Half a year for each of the above-mentioned areas does not leave me a specialist, but definitely a multi-skiller. In today’s journalistic practice where the internet is a thing and news happen every second, I am sure that making journalistic newcomers to multi-skillers is the right way to teach.
A journalistic nerd
I have learned to write a captive subhead, to create a picture universe for radio, and now I am just learning to edit a TV interview. But I am not only learning to “do” journalism, I am also learning how journalism historically has affected the world, how politics have an impact on journalists vis-à-vis, and how research and statistics will help me create a thorough and well-argued article.
Academic subjects such as media law, international politics, and media language cover 38 per cent of the education, as depicted in the figure below. My first thought when I realized this was: Why? I just want to be a journalist.
The structure of the journalism studies at the SDU. Please click to see a larger image.
However, I have quickly realized that these subjects are what builds the foundation to become a knowledgeable and good journalist.
A kind push
The world of journalists is a battlefield. My fellow students and I know that we must have sharp elbows and do something extra besides the education.
Luckily, the university got our back there. Do you want to be a newspaper editor? Join Lixen. Or are you more interested in getting better with picture and sound? Well, Beton TV and Odense Studenterradio give you the chance.
Reporting news in the morning radio. Photo: Christina Yoon Petersen.
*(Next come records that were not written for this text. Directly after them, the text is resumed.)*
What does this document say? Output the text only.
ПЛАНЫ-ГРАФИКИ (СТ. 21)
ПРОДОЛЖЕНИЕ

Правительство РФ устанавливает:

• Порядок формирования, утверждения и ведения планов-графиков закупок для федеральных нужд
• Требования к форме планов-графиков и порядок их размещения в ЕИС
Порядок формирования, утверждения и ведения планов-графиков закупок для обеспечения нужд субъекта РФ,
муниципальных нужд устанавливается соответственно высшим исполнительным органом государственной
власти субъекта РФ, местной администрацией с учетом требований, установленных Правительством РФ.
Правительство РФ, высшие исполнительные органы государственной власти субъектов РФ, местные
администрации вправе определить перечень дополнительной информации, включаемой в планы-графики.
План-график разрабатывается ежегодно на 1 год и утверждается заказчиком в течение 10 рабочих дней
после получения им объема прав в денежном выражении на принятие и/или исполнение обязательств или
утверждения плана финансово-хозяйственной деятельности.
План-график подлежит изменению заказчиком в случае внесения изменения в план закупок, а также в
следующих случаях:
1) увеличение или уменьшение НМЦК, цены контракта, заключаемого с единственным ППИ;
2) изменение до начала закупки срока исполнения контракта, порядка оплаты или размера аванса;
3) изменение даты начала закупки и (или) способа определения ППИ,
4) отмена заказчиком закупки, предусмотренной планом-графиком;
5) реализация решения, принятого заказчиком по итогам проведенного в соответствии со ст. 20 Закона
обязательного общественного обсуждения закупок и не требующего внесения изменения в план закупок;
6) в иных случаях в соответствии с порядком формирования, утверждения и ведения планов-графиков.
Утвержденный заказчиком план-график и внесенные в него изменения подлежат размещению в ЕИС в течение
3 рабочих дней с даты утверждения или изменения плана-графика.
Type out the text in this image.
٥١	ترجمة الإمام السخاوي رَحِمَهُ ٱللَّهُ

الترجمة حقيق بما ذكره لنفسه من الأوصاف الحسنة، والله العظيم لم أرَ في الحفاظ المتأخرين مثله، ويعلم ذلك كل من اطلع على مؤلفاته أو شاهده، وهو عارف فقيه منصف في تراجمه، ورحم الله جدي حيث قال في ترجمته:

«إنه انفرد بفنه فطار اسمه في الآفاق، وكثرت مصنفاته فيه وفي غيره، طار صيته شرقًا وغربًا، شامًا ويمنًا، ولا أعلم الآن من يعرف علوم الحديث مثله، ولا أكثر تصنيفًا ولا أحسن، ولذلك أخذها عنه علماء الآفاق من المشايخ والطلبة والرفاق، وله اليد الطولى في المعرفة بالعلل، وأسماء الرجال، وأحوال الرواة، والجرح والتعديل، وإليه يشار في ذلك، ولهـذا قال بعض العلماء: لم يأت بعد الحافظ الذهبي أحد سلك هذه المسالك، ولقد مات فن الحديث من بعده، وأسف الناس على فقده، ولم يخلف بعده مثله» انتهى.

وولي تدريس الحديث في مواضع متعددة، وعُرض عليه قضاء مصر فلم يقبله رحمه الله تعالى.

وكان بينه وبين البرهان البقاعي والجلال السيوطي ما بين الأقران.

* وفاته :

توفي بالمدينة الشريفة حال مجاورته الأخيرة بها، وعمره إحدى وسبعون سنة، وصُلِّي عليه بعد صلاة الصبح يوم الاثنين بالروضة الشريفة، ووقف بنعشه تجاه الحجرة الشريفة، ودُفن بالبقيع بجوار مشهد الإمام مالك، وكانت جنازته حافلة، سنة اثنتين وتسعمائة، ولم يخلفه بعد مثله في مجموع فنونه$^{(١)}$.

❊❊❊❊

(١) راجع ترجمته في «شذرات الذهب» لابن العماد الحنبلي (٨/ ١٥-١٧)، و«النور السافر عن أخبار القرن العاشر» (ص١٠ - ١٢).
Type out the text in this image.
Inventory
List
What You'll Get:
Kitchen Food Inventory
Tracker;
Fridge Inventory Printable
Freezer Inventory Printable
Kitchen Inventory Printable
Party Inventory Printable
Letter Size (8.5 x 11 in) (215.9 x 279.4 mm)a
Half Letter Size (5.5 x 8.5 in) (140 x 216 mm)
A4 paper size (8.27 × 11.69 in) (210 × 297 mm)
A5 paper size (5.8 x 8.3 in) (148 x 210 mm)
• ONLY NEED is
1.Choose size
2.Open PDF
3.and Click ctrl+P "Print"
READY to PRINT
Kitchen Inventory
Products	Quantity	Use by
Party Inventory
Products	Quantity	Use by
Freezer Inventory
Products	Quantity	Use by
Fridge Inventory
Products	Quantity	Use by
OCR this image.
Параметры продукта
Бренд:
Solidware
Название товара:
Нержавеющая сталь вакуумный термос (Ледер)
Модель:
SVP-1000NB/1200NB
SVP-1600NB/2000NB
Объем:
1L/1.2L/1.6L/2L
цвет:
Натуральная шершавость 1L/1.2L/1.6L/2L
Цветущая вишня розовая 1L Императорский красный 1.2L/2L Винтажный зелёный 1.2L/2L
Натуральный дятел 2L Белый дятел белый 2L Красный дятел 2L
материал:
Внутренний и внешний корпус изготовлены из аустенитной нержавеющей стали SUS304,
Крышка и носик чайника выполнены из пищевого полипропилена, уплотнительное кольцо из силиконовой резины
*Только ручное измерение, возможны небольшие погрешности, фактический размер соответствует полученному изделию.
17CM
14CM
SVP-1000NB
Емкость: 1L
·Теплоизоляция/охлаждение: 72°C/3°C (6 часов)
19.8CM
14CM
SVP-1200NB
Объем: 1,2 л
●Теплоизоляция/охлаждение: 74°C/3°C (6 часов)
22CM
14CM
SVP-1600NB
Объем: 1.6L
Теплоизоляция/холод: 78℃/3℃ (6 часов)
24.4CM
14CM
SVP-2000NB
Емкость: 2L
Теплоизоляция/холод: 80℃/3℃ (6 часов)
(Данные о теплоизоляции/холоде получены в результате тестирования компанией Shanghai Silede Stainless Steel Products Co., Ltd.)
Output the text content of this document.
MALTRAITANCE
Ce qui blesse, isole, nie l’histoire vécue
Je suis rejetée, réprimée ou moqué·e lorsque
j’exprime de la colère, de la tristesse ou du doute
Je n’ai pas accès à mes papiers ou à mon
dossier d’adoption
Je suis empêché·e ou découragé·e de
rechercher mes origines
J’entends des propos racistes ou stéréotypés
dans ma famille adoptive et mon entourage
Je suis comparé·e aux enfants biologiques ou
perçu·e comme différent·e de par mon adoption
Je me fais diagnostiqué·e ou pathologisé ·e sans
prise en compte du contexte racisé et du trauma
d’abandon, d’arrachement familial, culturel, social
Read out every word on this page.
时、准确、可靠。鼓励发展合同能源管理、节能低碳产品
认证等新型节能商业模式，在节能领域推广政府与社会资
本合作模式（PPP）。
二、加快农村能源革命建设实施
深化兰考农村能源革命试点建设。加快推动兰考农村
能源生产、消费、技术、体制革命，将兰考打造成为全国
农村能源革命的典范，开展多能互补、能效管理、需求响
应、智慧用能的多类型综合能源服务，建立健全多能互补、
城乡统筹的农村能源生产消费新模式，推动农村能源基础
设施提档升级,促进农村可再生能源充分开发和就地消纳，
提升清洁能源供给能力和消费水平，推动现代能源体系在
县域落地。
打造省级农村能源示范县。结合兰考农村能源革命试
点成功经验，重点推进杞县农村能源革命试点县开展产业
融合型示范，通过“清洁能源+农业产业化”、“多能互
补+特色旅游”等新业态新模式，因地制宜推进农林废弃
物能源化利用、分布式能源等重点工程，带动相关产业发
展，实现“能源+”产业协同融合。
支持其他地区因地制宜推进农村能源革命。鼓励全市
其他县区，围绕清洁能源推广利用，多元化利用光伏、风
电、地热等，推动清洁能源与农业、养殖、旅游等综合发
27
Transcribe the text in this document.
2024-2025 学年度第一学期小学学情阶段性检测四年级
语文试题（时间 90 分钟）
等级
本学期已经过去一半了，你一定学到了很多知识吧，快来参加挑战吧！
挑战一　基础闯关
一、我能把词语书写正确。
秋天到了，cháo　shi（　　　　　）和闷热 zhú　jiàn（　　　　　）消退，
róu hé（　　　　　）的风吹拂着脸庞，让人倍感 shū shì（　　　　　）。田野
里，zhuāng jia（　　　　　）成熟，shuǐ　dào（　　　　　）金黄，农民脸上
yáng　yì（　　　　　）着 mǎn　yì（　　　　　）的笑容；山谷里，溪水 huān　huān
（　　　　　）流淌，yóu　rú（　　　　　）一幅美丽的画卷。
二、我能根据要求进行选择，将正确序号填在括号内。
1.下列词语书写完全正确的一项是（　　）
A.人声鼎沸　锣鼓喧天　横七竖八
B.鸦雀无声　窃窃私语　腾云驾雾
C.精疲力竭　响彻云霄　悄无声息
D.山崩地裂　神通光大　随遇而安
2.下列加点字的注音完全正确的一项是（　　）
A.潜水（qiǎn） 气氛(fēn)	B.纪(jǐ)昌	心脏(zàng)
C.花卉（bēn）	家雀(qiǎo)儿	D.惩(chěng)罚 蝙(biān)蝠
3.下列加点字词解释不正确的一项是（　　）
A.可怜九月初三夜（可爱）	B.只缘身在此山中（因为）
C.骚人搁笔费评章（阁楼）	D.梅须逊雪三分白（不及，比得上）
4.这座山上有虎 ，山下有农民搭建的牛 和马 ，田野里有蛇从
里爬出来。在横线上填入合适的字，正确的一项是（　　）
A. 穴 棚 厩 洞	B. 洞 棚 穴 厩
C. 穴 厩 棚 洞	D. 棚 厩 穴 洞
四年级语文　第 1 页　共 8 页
A little piece of advice? Do take these chances. Learn what excites you and what you are good at because two years during the education you must benefit from this knowledge, when you have to find an internship. One year of the studies is reserved for you to show your talent to a company and for the company to learn you how to work in the “real” world. I was just about to tell you that this is the first taste of the journalism industry outside the university, but that is simply not true.
I dare to say that the education at the SDU is, if not the one, then one of the educations that couple learning with real life throughout. We speak to experts, politicians, and to other interesting citizens weekly. We visit radio and TV stations, and we even work for a local newspaper for a whole week.
I have often heard that university students almost feel detached from the outside during their education. I certainly do not have this problem.
Tiny setup – huge competition
A part of the detachment from the outside is the lack of socializing. Luckily, we do not miss out on that at all. We consider ourselves a rather small education, we are no more than 200 students divided into two semesters walking around the journalists’ area, Medietorvet, at the same time. Most of them, including myself, moved to Odense from a long distance after getting in. That forces people to make new friendships, and so we did! Some of my fellow students have become people I do not know how to live without, and I thank the university, that I was “forced” to get to know these people.
Editing the newest TV-assignment. Photo: Karoline Hedegaard.
They are not only friends, they are also competitors. In a profession that is difficult to get noticed in, they urge me to become better at what I am already good at, because ‘good does just not cut it – we have to be great. And with the above-mentioned possibilities, I dare to say that SDU helps us more than we could wish. The rest is up to us. I am so excited to discover what the next year of school has in store for me before I (hopefully) find an internship.
Karoline Lunddal Dam
Me interviewing the Danish musician Hjalmer last month. Photo: Tine Dam Rasmussen
The author strives to become a journalist and began her path at the Danish Folk Highschool Krogerup, focusing on Journalism and Media. Afterwards, she stayed three months in the US studying News reporting and Writing at Bucks County Community College. Now she is studying Journalism at the University of Southern Denmark while working as a web assistant at the Danish television station TV 2.